“When the flip of your coin leads you to a bench, sit down on it and close your eyes. Listen to the sounds around you as if you were listening to a symphony playing faintly in the distance. Feel free to move your head or tap your feet or sway back and forth with your body. Sit there for a long time, or lie down and look up at the sky.”
—Ruth Ozeki Prompt #11 in Preface to Choices (Borderline Press, 2016)
I chose not to flip any pennies, nickels or dimes because an abundance of available benches dotted the approach to the Pismo Pier and a cold wind was blowing. My wife Amory and I sat down on a smooth wooden bench, wind-protected by the nearby Pismo Plaza building. The sun produced warmth on my right side while the wind whipped at me from the left.

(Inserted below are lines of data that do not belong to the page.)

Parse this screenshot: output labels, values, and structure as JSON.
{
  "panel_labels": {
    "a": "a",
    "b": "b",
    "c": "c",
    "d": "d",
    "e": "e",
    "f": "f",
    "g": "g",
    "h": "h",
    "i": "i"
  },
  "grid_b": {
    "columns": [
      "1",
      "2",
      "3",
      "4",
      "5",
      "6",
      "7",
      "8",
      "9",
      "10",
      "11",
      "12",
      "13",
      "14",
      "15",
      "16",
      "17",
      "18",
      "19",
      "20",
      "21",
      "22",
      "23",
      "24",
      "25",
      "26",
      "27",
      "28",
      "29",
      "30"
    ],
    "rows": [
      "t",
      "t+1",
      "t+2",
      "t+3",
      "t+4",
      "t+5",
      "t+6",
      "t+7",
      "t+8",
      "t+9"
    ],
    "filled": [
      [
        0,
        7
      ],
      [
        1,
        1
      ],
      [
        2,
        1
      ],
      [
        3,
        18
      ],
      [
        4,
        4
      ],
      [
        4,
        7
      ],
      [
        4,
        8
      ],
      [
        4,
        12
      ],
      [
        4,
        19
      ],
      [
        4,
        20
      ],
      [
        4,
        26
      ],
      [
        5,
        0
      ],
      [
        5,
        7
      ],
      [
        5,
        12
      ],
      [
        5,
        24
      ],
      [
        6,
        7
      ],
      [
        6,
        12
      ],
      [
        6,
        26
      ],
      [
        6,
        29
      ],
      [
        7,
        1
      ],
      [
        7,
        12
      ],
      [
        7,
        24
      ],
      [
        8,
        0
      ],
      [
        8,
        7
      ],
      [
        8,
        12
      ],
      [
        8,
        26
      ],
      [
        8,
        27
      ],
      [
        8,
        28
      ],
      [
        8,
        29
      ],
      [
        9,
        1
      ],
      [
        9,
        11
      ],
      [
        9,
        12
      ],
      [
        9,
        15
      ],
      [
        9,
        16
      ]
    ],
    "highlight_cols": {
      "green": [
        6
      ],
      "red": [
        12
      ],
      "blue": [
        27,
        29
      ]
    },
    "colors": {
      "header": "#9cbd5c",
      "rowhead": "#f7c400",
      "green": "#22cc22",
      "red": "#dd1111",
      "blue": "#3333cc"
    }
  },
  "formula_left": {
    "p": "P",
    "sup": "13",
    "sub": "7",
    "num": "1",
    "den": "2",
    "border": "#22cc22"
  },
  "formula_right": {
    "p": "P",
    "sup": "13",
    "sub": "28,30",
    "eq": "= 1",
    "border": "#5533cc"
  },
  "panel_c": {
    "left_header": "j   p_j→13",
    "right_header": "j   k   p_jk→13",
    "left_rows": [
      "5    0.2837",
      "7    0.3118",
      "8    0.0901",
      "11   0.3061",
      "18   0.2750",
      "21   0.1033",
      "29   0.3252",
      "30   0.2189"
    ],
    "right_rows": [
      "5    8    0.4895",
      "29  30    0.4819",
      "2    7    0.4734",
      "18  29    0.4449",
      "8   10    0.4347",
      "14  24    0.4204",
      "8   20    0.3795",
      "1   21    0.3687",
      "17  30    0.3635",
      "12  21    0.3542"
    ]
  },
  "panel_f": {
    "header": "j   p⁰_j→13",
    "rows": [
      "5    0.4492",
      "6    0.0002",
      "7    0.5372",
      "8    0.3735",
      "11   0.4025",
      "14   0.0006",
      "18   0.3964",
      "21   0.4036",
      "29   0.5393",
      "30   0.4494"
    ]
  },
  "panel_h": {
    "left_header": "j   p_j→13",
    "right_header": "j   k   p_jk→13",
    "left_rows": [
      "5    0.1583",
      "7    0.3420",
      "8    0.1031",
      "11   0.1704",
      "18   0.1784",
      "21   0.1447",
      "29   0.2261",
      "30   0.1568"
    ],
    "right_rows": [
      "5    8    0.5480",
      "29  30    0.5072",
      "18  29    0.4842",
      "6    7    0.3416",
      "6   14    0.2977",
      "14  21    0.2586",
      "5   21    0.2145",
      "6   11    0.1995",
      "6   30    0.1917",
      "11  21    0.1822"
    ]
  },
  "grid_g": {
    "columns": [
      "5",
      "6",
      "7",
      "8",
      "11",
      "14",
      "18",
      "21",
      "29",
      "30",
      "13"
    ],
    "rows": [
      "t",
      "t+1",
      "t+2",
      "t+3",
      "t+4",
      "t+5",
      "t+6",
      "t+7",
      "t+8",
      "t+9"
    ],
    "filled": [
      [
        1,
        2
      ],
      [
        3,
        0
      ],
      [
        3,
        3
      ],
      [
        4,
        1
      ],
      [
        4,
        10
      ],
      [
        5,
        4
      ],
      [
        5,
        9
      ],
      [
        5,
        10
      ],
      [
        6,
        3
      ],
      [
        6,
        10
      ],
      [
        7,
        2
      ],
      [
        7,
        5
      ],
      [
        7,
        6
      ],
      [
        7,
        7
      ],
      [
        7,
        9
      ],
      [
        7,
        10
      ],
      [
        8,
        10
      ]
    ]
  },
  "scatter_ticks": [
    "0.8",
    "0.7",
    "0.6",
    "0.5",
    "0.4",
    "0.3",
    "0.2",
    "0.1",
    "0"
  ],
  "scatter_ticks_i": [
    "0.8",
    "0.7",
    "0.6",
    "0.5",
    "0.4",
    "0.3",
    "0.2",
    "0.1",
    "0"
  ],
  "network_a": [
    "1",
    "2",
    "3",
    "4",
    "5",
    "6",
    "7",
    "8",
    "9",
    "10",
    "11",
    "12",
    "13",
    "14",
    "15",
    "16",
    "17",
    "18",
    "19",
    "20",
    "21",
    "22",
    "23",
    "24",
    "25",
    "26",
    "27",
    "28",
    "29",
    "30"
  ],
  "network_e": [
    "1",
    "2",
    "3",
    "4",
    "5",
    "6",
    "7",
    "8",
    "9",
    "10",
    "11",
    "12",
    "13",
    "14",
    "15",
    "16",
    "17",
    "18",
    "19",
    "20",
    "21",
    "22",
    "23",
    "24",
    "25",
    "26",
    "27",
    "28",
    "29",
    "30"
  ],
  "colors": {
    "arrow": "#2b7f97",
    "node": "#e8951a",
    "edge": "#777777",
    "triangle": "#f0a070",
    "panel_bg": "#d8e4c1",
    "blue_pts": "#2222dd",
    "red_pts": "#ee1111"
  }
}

In preparation for this prompt, I listened to George Antheil’s revolutionary composition called A Jazz Symphony (1925). Antheil, born in 1900, interests me because during his time in Paris from his early twenties to his early thirties, he hung out with literary people like Joyce, Yeats and Pound. Pound even commissioned him to write two violin sonatas.
A Jazz Symphony is discordant, energy-filled and rollicking. Antheil inserts unusual sounds like a glockenspiel and a steamboat whistle. In his earlier, more famous work Ballet Mecanique (1924) instrumentation included player pianos, sirens, airplane propellers, anvils, bells, horns and buzzsaws.
When I sat down on that bench and closed my eyes, I heard this symphony of sounds and imagined a jazz piano in the background and the scratch of drums:
Pant in my ear by a scary dog. Flap of the U.S. flag. Buzz of a distant airplane. Bump bump of baby buggy wheels. Thump of amped up car speakers. Warning beeps, a car backing up. Words of whiny kid–“Waiting tables, like, I can’t do it.” Fragments of conversation in Spanish, Hindu, German & Skateboard. “Nice Ollie, man.” Sandals scuffing. Flip flops flopping. Eighties music from an ocean sports shop. Squeal of seagulls. Swish of palm fronds. Happy roar of the ocean muffling all.